1月19日、専門学生(20歳、中国籍)が冬の富士山8合目付近で転倒し、足首を骨折。静岡県警の山岳救助隊により救助された。この学生は十分な冬山装備を着用していたが、冬季の富士山特有の困難な環境により遭難。救助は延べ11人がかりで夜通し行われたが、SNSでは「無謀な登山」と非難が噴出。富士山は冬季の気象条件が過酷で、登山経験が豊富でも危険。自治体幹部は「救助費用の有料化」案を提言したが、現状では警察活動の枠組みにより難しいとされている。一方、中国人登山者増加に伴う安全対策の必要性も指摘されている。

現状の富士山冬登山に対する議論は極めて重要です。無雪期とは別物と言えるほど過酷な環境での登山は非常な危険を伴い、安全確保のための規制や対策は現行制度の限界を超えているとも言えます。救助に膨大な時間と人員が費やされている現状は、制度の欠陥を示すものであり、いくつかの明確な改善案が導き出せます。
第一に、冬季特有の登山安全基準を具体化し、十分な装備の確認とその実施を徹底する仕組みが必要です。特に海外登山者側への情報発信を強化し、安全ガイドラインの認知を広める努力が求められます。第二に、冬季入山の登録制度導入、または立ち入り禁止の区域を設けることで、軽率な挑戦を抑止する対策が有効です。第三に、救助費用の自己負担制を導入する議論も深めるべきです。ただしこれは、極度の危険地帯における抑止策として慎重に検討されるべき課題です。

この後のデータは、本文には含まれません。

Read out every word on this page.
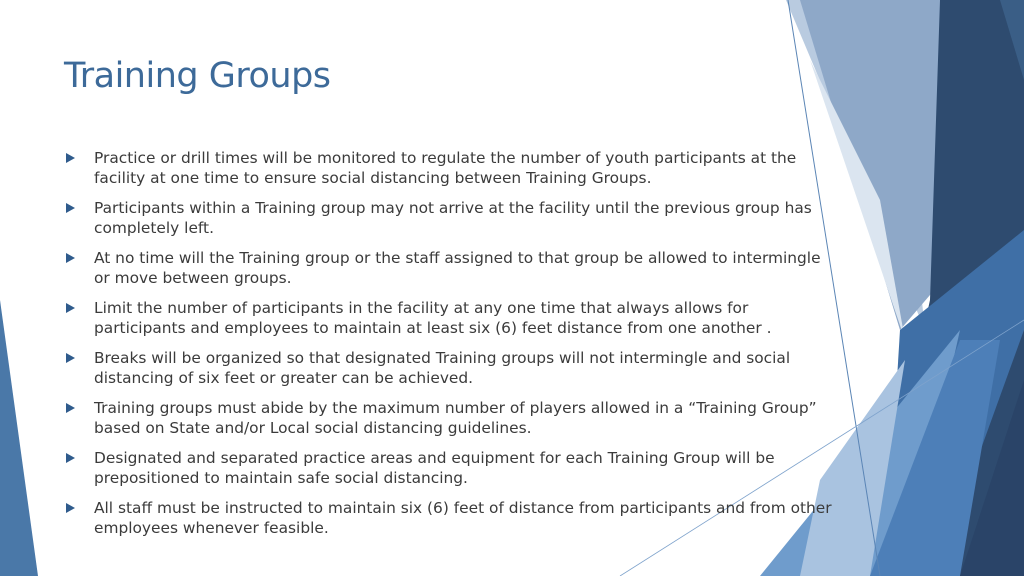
Training Groups
Practice or drill times will be monitored to regulate the number of youth participants at the facility at one time to ensure social distancing between Training Groups.
Participants within a Training group may not arrive at the facility until the previous group has completely left.
At no time will the Training group or the staff assigned to that group be allowed to intermingle or move between groups.
Limit the number of participants in the facility at any one time that always allows for participants and employees to maintain at least six (6) feet distance from one another .
Breaks will be organized so that designated Training groups will not intermingle and social distancing of six feet or greater can be achieved.
Training groups must abide by the maximum number of players allowed in a “Training Group” based on State and/or Local social distancing guidelines.
Designated and separated practice areas and equipment for each Training Group will be prepositioned to maintain safe social distancing.
All staff must be instructed to maintain six (6) feet of distance from participants and from other employees whenever feasible.
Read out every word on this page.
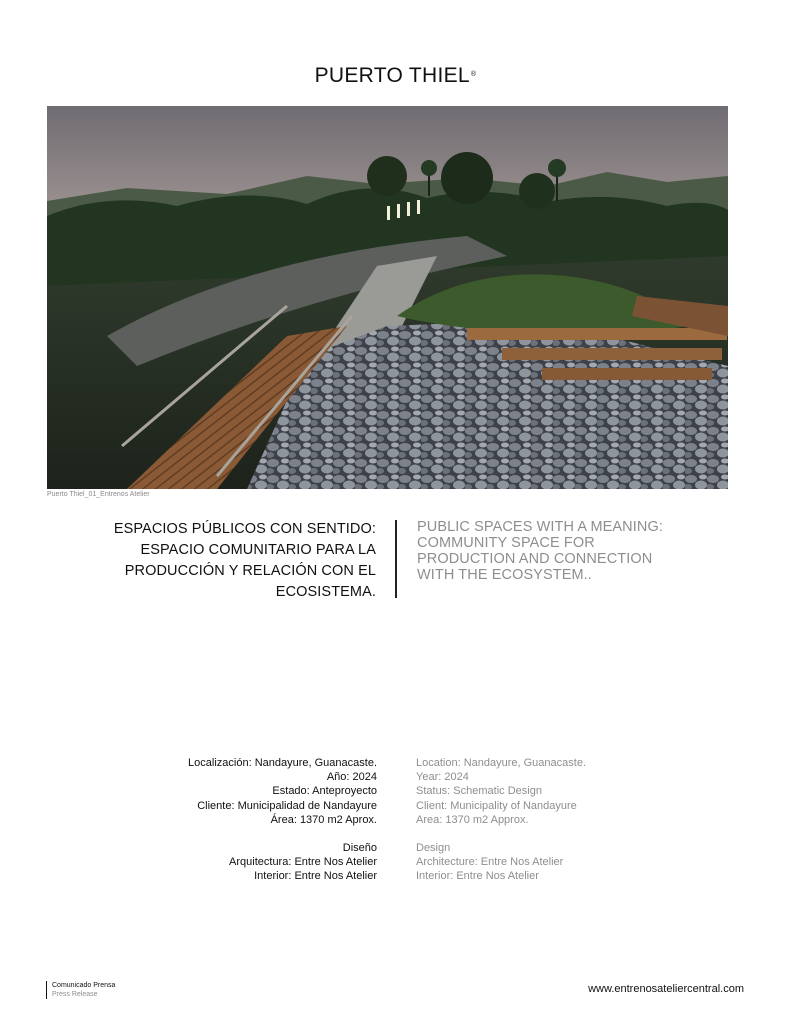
PUERTO THIEL®
Puerto Thiel_01_Entrenos Atelier
ESPACIOS PÚBLICOS CON SENTIDO: ESPACIO COMUNITARIO PARA LA PRODUCCIÓN Y RELACIÓN CON EL ECOSISTEMA.
PUBLIC SPACES WITH A MEANING: COMMUNITY SPACE FOR PRODUCTION AND CONNECTION WITH THE ECOSYSTEM..
Localización: Nandayure, Guanacaste.
Año: 2024
Estado: Anteproyecto
Cliente: Municipalidad de Nandayure
Área: 1370 m2 Aprox.
Diseño
Arquitectura: Entre Nos Atelier
Interior: Entre Nos Atelier
Location: Nandayure, Guanacaste.
Year: 2024
Status: Schematic Design
Client: Municipality of Nandayure
Area: 1370 m2 Approx.
Design
Architecture: Entre Nos Atelier
Interior: Entre Nos Atelier
Comunicado Prensa
Press Release	www.entrenosateliercentral.com
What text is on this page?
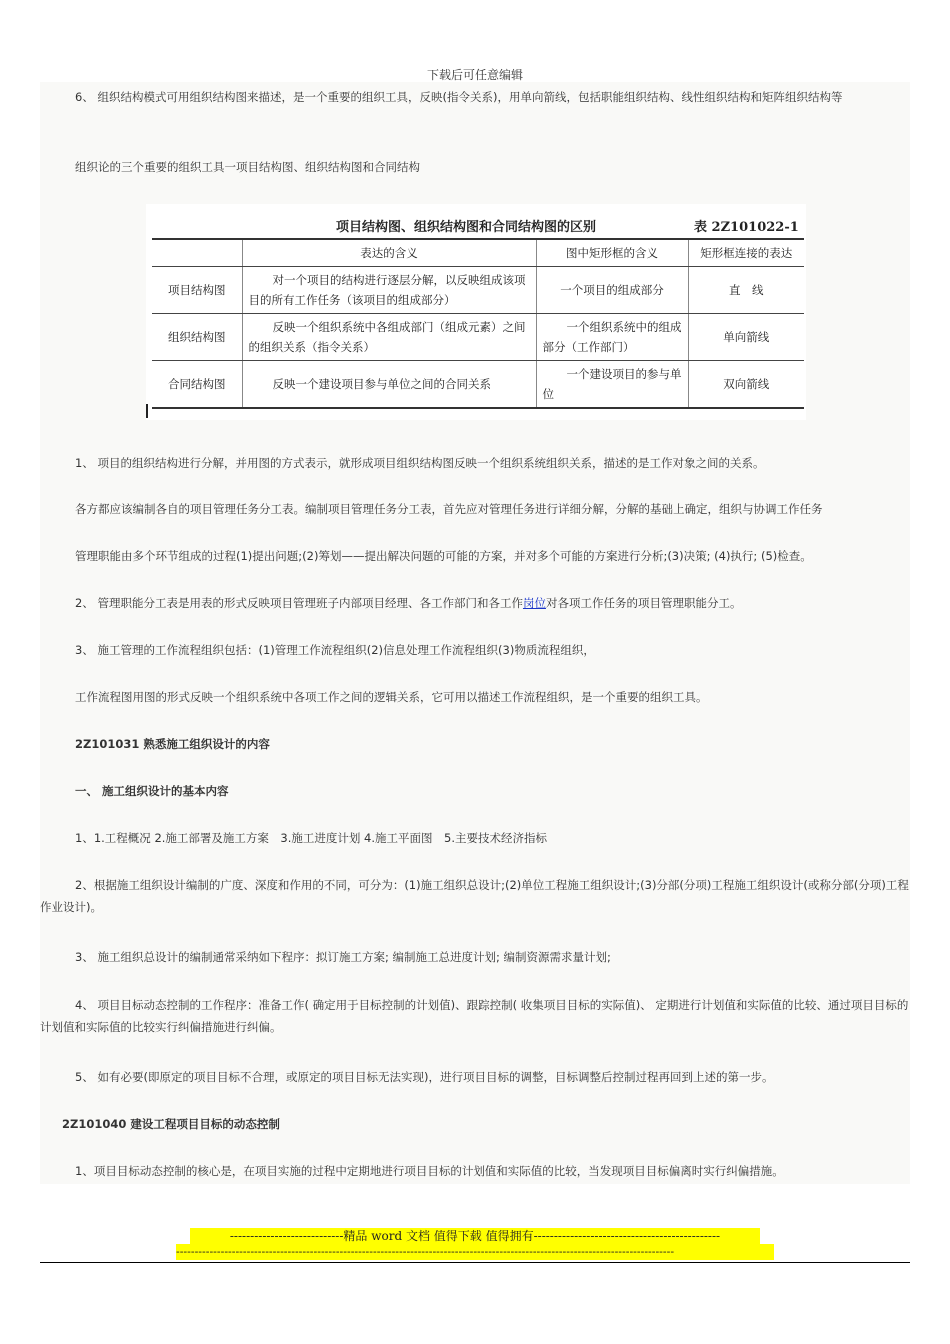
下载后可任意编辑
6、 组织结构模式可用组织结构图来描述，是一个重要的组织工具，反映(指令关系)，用单向箭线，包括职能组织结构、线性组织结构和矩阵组织结构等
组织论的三个重要的组织工具一项目结构图、组织结构图和合同结构
项目结构图、组织结构图和合同结构图的区别	表 2Z101022-1
	表达的含义	图中矩形框的含义	矩形框连接的表达
项目结构图	对一个项目的结构进行逐层分解，以反映组成该项目的所有工作任务（该项目的组成部分）	一个项目的组成部分	直　线
组织结构图	反映一个组织系统中各组成部门（组成元素）之间的组织关系（指令关系）	一个组织系统中的组成部分（工作部门）	单向箭线
合同结构图	反映一个建设项目参与单位之间的合同关系	一个建设项目的参与单位	双向箭线
1、 项目的组织结构进行分解，并用图的方式表示，就形成项目组织结构图反映一个组织系统组织关系，描述的是工作对象之间的关系。
各方都应该编制各自的项目管理任务分工表。编制项目管理任务分工表，首先应对管理任务进行详细分解，分解的基础上确定，组织与协调工作任务
管理职能由多个环节组成的过程(1)提出问题;(2)筹划——提出解决问题的可能的方案，并对多个可能的方案进行分析;(3)决策; (4)执行; (5)检查。
2、 管理职能分工表是用表的形式反映项目管理班子内部项目经理、各工作部门和各工作岗位对各项工作任务的项目管理职能分工。
3、 施工管理的工作流程组织包括：(1)管理工作流程组织(2)信息处理工作流程组织(3)物质流程组织，
工作流程图用图的形式反映一个组织系统中各项工作之间的逻辑关系，它可用以描述工作流程组织，是一个重要的组织工具。
2Z101031 熟悉施工组织设计的内容
一、 施工组织设计的基本内容
1、1.工程概况 2.施工部署及施工方案　3.施工进度计划 4.施工平面图　5.主要技术经济指标
2、根据施工组织设计编制的广度、深度和作用的不同，可分为：(1)施工组织总设计;(2)单位工程施工组织设计;(3)分部(分项)工程施工组织设计(或称分部(分项)工程作业设计)。
3、 施工组织总设计的编制通常采纳如下程序：拟订施工方案; 编制施工总进度计划; 编制资源需求量计划;
4、 项目目标动态控制的工作程序：准备工作( 确定用于目标控制的计划值)、跟踪控制( 收集项目目标的实际值)、 定期进行计划值和实际值的比较、通过项目目标的计划值和实际值的比较实行纠偏措施进行纠偏。
5、 如有必要(即原定的项目目标不合理，或原定的项目目标无法实现)，进行项目目标的调整，目标调整后控制过程再回到上述的第一步。
2Z101040 建设工程项目目标的动态控制
1、项目目标动态控制的核心是，在项目实施的过程中定期地进行项目目标的计划值和实际值的比较，当发现项目目标偏离时实行纠偏措施。
----------------------------精品 word 文档 值得下载 值得拥有----------------------------------------------
--------------------------------------------------------------------------------------------------------------------------------------
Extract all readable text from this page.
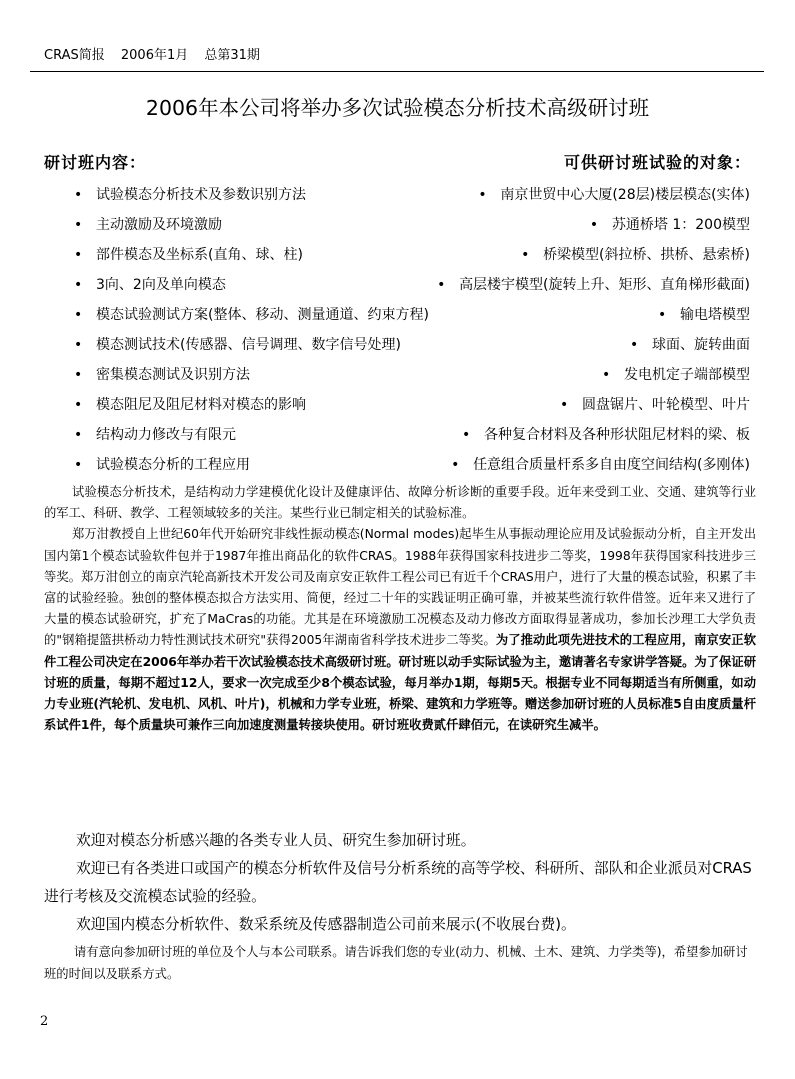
CRAS简报 2006年1月 总第31期
2006年本公司将举办多次试验模态分析技术高级研讨班
研讨班内容：	可供研讨班试验的对象：
• 试验模态分析技术及参数识别方法
• 主动激励及环境激励
• 部件模态及坐标系(直角、球、柱)
• 3向、2向及单向模态
• 模态试验测试方案(整体、移动、测量通道、约束方程)
• 模态测试技术(传感器、信号调理、数字信号处理)
• 密集模态测试及识别方法
• 模态阻尼及阻尼材料对模态的影响
• 结构动力修改与有限元
• 试验模态分析的工程应用
• 南京世贸中心大厦(28层)楼层模态(实体)
• 苏通桥塔 1：200模型
• 桥梁模型(斜拉桥、拱桥、悬索桥)
• 高层楼宇模型(旋转上升、矩形、直角梯形截面)
• 输电塔模型
• 球面、旋转曲面
• 发电机定子端部模型
• 圆盘锯片、叶轮模型、叶片
• 各种复合材料及各种形状阻尼材料的梁、板
• 任意组合质量杆系多自由度空间结构(多刚体)

试验模态分析技术，是结构动力学建模优化设计及健康评估、故障分析诊断的重要手段。近年来受到工业、交通、建筑等行业的军工、科研、教学、工程领域较多的关注。某些行业已制定相关的试验标准。

郑万泔教授自上世纪60年代开始研究非线性振动模态(Normal modes)起毕生从事振动理论应用及试验振动分析，自主开发出国内第1个模态试验软件包并于1987年推出商品化的软件CRAS。1988年获得国家科技进步二等奖，1998年获得国家科技进步三等奖。郑万泔创立的南京汽轮高新技术开发公司及南京安正软件工程公司已有近千个CRAS用户，进行了大量的模态试验，积累了丰富的试验经验。独创的整体模态拟合方法实用、简便，经过二十年的实践证明正确可靠，并被某些流行软件借签。近年来又进行了大量的模态试验研究，扩充了MaCras的功能。尤其是在环境激励工况模态及动力修改方面取得显著成功，参加长沙理工大学负责的"钢箱提篮拱桥动力特性测试技术研究"获得2005年湖南省科学技术进步二等奖。为了推动此项先进技术的工程应用，南京安正软件工程公司决定在2006年举办若干次试验模态技术高级研讨班。研讨班以动手实际试验为主，邀请著名专家讲学答疑。为了保证研讨班的质量，每期不超过12人，要求一次完成至少8个模态试验，每月举办1期，每期5天。根据专业不同每期适当有所侧重，如动力专业班(汽轮机、发电机、风机、叶片)，机械和力学专业班，桥梁、建筑和力学班等。赠送参加研讨班的人员标准5自由度质量杆系试件1件，每个质量块可兼作三向加速度测量转接块使用。研讨班收费贰仟肆佰元，在读研究生减半。

欢迎对模态分析感兴趣的各类专业人员、研究生参加研讨班。

欢迎已有各类进口或国产的模态分析软件及信号分析系统的高等学校、科研所、部队和企业派员对CRAS进行考核及交流模态试验的经验。

欢迎国内模态分析软件、数采系统及传感器制造公司前来展示(不收展台费)。

请有意向参加研讨班的单位及个人与本公司联系。请告诉我们您的专业(动力、机械、土木、建筑、力学类等)，希望参加研讨班的时间以及联系方式。

2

現在の安易な「観光登山」は、犠牲者のみならず救助隊の二重遭難リスクを増大させます。誰にとっても尊厳を守る登山環境と明確な社会的責任の基盤構築こそが、持続可能な富士山利用の鍵となるでしょう。この課題は放置できない社会問題であり、迅速な制度改革が求められています。
ネットからのコメント
1、富士山の冬登山は法律で禁止すれば良いのにと登山をしない自分は思うが、それだとまともな登山者も登れなくなるので、許可制にして無許可登山者には高額の罰金を課せば良いのではないか?救助を要請すれば自ずと違反がバレるので、よく救助費用を取れ!という意見が出されるが、罰金という形で回収出来ると思う。
2、入山のための登録を義務化し、無断侵入は罰金100万円。入山の申込みにはクレジットカードの登録を義務化し、入山料として12万円納め、無事下山したら10万円を返金する。2万円は管理運営費として徴収。救助を利用した場合は入山料で相殺または事前に登録したクレジットカードから差額を引落とす。救助要請が来たら申込み名簿と照会し、申込みをしてない人物からの救助要請は一切受けず、救助も出さない。これくらい決めたらきちんと装備を準備してルールを守ろうとなるのでは。やりたい放題、規則破ったもん勝ち、勝手に怪我して他人の命まで危険に晒すような登山者をしっかり規制すべきです。
3、富士山で観光客の事故が多いのは、それを可能にする登山環境があるからだ。閉山期の9月上旬から6月までの間、富士山では有料道路が運行し、4,5合目まで簡単に行ける。もし、富士山で1合目から歩かなければならないとすれば、観光客は、まず、登らない。夏期は、登山料さえ払えば、誰でも5合目から登り始めることができる。多くの山小屋、診療所、安全パトロール員、整備された登山道など至れり尽くせりの登山環境がある。
それで多くの観光客が登り、事故が多い。外国ではそうではない。外国の人気のある高山は、環境保護のために登山者数を1日100人程度に制限している。あるいは、意図的に、車道・橋を設置しない、登山道を歩きやすく整備しないなど、人気のある山へのアプローチを不便にすることで、登山者数を抑えている。その結果、事故が少ない。富士山は、「初心者や観光客が登りやすい登山環境」があるので、事故が多い。
4、救助は人道的な観点もあるので通報が入れば行かない訳にはいかないのだろうが、ならばせめてルール無視や無謀な行為には救助に掛かった費用を実費請求で良いんじゃないかな。それと、最初から日本の登山ルールを守る気の無い外国人観光客からは入山の際にデポジット(保証金や供託金の類)を徴収するのも良いかもしれない。